Sirius semblait de bonne humeur et faisait la conversation pour quatre. Rogue s'enfilait du café se retenant à grande peine d'étrangler Black qui parlait beaucoup trop et bien trop fort selon lui quant-à Hermione, elle n'avait pas relevé la tête vers Sirius, se contentant de grignoter une tartine, pensive.

De la table des Gryffondors, Ginny observait la scène en silence, délaissant son petit déjeuner.

- Gin', tu vas finir par aller en classe le ventre vide ! prévint Dean en engloutissant une viennoiserie.

- Et en plus, on a cours avec Rogue ce matin, gémit Neville au bout de sa vie.

- Arrêtes de fixer la table des professeurs, soupira Amy Winchester, une amie de Ginny en septième année.

Amy et Ginny partageait leur dortoir depuis leur première année. Les deux filles étaient proches, sans pour autant empiéter sur la vie privée de l'autre. L'année précédente, Amy avait été envoyé par son père à Ilvermorny, l'école de magie américaine. Sa famille avait prit la fuite après l'attaque du ministère et la prise de pouvoir de Voldemort. Amy en avait longtemps voulu à son père de l'avoir forcer à partir. Elle était directe, trop honnête pour son propre bien et assez sarcastique. Pour autant, elle ne manquait pas de courage.
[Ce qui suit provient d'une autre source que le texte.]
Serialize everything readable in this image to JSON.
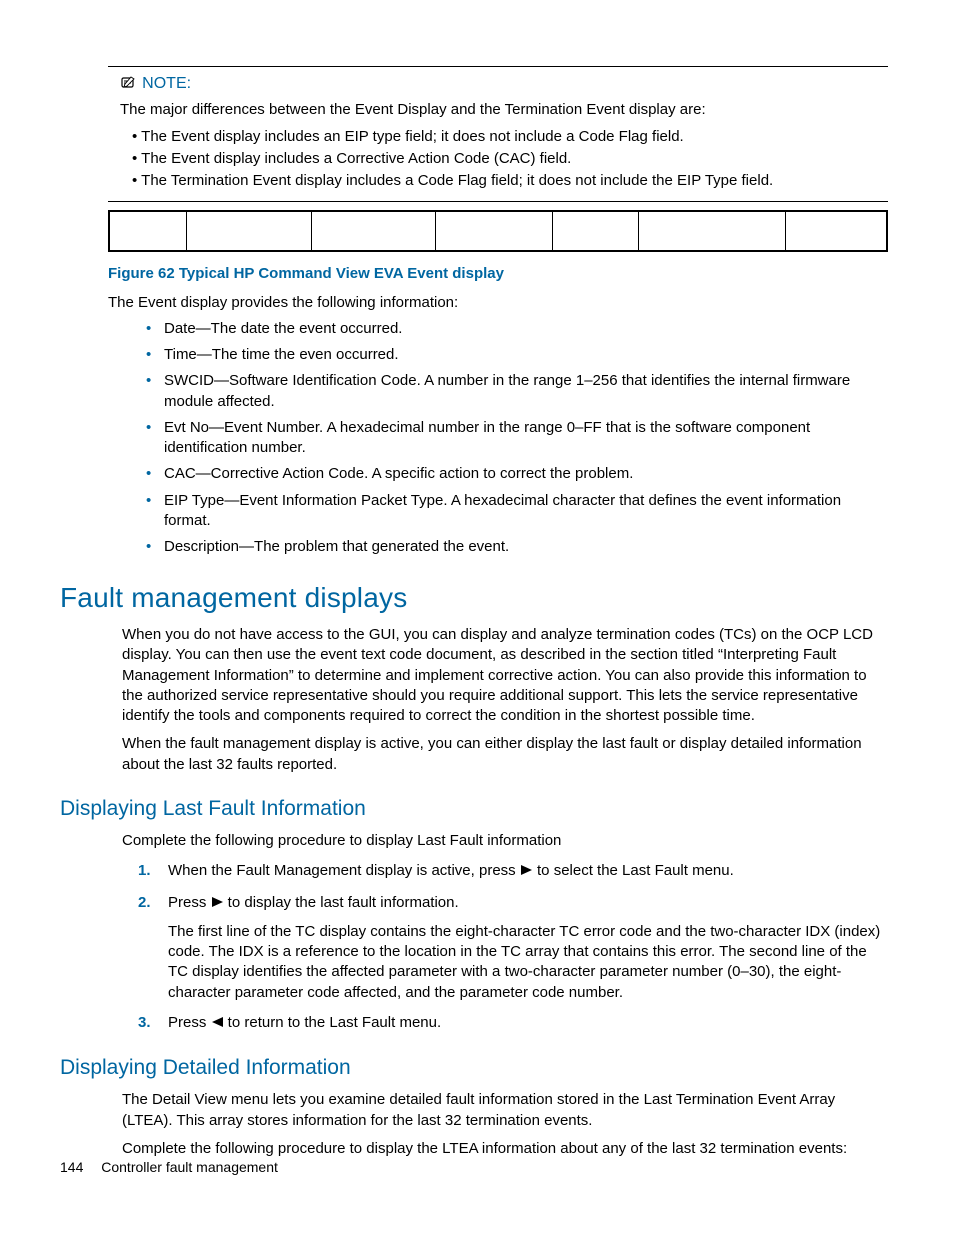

Elle faisait une tête de moins que Ginny, elle était un peu ronde, mais dégageait un charme certain.

- Pourquoi tu regardes Hermione ? finit par lui demander Neville.

- C'est à cause de la rumeur sur Le professeur Black et elle ? demanda Amy.

- Ce n'est qu'une rumeur, il y a rien entre eux, lança Ginny sur la défensive.

- Pas la peine de nous sauter à la gorge, clama Amy.

- Désolé c'est juste que… parfois je ne la comprends pas… souffla Ginny.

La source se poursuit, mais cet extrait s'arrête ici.